Włodzimierz-Bonawentura Krzyżanowski was born on 8th July 1824 in Rożnowo. He attended ‘Maria Magdalene’ Grammar School in Poznań. To avoid being arrested for his independence-oriented activity, he left for Hamburg but did not stay there long and sailed to the other hemisphere, arriving in the United States of America.
As an immigrant, he joined engineering works and married General Burnett’s daughter Caroline. Having got financially and socially elevated, he settled in the capital town where he took up a dealership activity. He joined in 1854 the then newly established National Republican Party which had on its agenda condemnation of the institution of slavery. As he learned of the outbreak of a war in 1861, having secured his family business, he enlisted himself with the starry standard. He set up a foreigners’ regiment which was named the Polish Legion. He was also member of the Central Committee for Poland, established once the outbreak of the January Insurrection was reported (1863) and tasked with determining the opportunities of assistance to the compatriots in combat on the other side of the Pond.

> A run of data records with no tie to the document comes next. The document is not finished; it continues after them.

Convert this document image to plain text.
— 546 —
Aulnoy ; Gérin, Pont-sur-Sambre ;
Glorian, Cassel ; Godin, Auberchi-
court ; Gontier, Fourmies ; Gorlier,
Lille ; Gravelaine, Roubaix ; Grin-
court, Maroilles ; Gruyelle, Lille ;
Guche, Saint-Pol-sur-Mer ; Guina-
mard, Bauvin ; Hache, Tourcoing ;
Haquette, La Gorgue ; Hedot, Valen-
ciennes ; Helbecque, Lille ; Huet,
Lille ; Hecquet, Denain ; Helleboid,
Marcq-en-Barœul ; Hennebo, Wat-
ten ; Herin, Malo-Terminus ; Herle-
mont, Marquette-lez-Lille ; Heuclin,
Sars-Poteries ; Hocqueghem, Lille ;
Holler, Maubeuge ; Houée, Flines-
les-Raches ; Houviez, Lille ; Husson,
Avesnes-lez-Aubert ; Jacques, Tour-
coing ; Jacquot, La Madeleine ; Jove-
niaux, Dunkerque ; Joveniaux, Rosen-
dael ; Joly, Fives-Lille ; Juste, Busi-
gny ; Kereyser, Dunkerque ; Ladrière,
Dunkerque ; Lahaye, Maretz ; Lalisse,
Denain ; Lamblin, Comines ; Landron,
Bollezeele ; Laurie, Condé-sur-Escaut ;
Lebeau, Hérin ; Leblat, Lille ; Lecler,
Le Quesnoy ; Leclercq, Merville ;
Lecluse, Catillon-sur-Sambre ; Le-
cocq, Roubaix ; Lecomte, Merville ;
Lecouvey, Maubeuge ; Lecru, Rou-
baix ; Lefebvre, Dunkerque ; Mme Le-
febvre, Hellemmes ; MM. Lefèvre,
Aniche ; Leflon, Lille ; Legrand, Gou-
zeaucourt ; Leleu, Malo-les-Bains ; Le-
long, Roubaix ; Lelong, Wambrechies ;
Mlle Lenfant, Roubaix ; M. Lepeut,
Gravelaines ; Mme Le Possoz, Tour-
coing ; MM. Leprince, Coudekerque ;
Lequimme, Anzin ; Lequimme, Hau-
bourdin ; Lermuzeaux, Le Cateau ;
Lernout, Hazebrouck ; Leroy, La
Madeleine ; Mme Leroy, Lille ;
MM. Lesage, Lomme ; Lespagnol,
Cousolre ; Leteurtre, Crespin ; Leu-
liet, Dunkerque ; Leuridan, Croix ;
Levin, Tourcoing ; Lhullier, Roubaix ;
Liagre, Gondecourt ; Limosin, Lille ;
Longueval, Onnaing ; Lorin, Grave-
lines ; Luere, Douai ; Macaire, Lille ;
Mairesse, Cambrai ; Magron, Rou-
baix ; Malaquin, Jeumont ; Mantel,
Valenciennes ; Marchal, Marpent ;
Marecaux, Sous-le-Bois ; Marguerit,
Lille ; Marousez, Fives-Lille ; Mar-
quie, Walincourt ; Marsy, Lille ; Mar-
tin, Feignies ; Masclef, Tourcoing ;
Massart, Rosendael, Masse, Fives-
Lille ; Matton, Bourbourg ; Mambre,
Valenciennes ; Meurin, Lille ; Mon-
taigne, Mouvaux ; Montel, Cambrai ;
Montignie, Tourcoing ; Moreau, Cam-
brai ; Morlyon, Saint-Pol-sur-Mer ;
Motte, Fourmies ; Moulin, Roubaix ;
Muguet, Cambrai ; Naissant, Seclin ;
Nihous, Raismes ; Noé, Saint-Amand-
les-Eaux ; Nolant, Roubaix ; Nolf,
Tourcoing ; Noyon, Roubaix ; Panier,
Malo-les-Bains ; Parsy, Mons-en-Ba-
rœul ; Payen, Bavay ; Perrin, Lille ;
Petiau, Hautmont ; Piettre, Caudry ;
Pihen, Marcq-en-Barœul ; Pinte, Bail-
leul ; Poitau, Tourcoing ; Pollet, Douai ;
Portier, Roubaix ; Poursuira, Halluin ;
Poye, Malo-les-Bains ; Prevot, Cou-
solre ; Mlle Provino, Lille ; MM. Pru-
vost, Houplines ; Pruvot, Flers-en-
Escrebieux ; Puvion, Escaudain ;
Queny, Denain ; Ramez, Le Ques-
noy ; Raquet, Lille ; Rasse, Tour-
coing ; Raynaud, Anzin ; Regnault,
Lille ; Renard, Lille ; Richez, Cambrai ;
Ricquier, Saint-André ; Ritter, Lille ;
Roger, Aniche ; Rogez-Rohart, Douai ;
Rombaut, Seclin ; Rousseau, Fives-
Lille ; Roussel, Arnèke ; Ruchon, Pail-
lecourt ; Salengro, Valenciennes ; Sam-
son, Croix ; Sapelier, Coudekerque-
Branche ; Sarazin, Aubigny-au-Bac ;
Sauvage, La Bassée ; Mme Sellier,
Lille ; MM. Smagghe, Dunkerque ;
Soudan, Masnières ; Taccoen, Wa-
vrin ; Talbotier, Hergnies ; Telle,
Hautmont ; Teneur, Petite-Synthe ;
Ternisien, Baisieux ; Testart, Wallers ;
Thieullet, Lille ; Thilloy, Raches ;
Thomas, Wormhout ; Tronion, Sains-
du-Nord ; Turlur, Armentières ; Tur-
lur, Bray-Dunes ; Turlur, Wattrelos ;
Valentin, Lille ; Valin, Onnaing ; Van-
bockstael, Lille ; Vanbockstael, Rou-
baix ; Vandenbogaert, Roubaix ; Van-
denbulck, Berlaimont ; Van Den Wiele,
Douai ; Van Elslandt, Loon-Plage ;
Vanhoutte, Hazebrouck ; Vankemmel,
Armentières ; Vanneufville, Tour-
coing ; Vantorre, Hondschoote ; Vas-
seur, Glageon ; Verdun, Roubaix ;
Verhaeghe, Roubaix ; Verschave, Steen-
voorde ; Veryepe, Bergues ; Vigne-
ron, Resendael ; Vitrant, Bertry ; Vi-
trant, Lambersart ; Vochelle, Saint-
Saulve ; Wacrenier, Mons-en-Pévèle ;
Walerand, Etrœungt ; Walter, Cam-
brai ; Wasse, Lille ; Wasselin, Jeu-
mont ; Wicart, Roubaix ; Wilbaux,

He took part in several important battles of the Civil War; during the battle of Gettisburg in July 1863, he carried out a reckless attack on the enemy’s bayonets, the move which saved the Union Army against encirclement and infallible defeat. As the war ended in 1865, Krzyżanowski was released from the military service in Nashville, Tennessee, on a honorary basis, the Congress corroborating his appointment as a General (previous attempts at granting him the appointment were frustrated by the U.S. Senate). Contrary to his own statement (“once [Alaska was] purchased from Russia, I was establishing the Government of the United States there”), Włodzimierz Krzyżanowski was not the first Governor of Alaska – his name is not disclosed in the list of Governors. His memories, once published in Kłosy periodical, were subject to modification and thus cannot be an irrefutable source on this famous man from Wielkopolska. His service as a customs office inspector is a fact, for a change.
Włodzimierz Krzyżanowski died on 31st January 1887 in New York City. Fifty years later, his remains were transferred, with military honours paid to them, to the National Cemetery in Arlington, Virginia.